Nathaniel Lacktman sat down with the host of the Slice of Healthcare podcast on a recent episode. Lacktman is a member of the ATA Board of Directors as well as the Chair of Foley & Lardner’s national Telemedicine and Digital Health Industry Team. They talked about the current situation and what is to come, including how to create viable telemedicine models, what venture capital firms will anticipate from entrepreneurs in the digital health space, and the legal and regulatory developments that will take place in 2023.
The digital health sector, according to Lacktman, has “gone from a stage of growth-only to sustainability.” Venture capital firms are looking for a clear route to profitability rather than expecting businesses to be successful right away.

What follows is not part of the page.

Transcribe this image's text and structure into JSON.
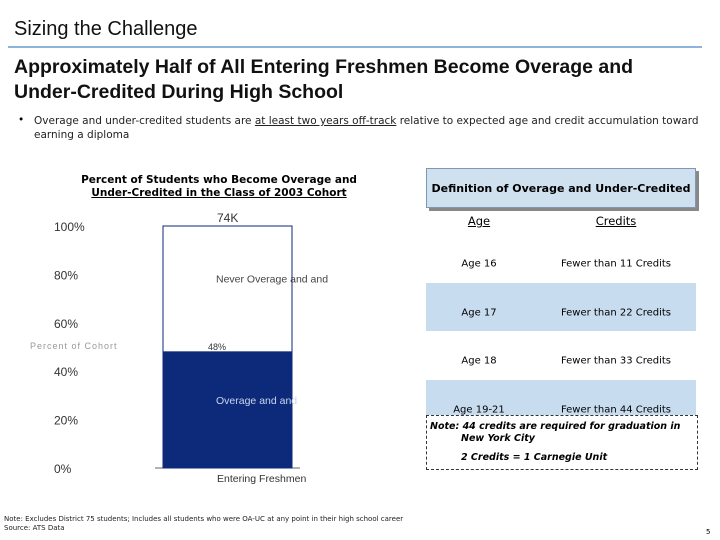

Keep in mind that venture funds typically have a lifespan of 10–12 years and a deployment timetable of 2–4 years. The limited partners’ contributions must be used to fulfil their contractual and fiduciary commitments, which require them to invest in telemedicine and digital health businesses. The billions of dollars raised over the previous three years have “a pile of dry powder (uncalled capital) remaining that must be deployed,” according to Lacktman. The lifecycle of a venture capital investment is rather long, and the investors’ money is relatively illiquid, the speaker added.
“Although venture sounds like it goes really rapidly, and it has in the recent years. Both the managers of the venture funds and the limited partners have distinct perspectives on time and the future. Founders themselves frequently have the greatest sense of urgency, notwithstanding the pressure that investors may exert. In the end, startups should feel secure knowing that there is money out there that has been already raised and set aside for investments in digital health. There is a lot of gasoline available to ignite additional growth.
The telemedicine industry was not founded by the epidemic or the PHE, but their effects did speed up the fast use of this technology. For the past three years, we have operated under so-called temporary waivers, many of which feel like they have become ingrained into the norm of medical practise. Just because a waiver expires won’t put an end to these fundamental developments.
Another thing to pay attention to is how the Ryan Haight Act would affect the way the Drug Enforcement Administration (DEA) handles telemedicine-based prescriptions for restricted substances. For some patients, prescribing controlled substances is their main form of medication-assisted therapy. The DEA has a responsibility to modify things for the patients who depend on this service.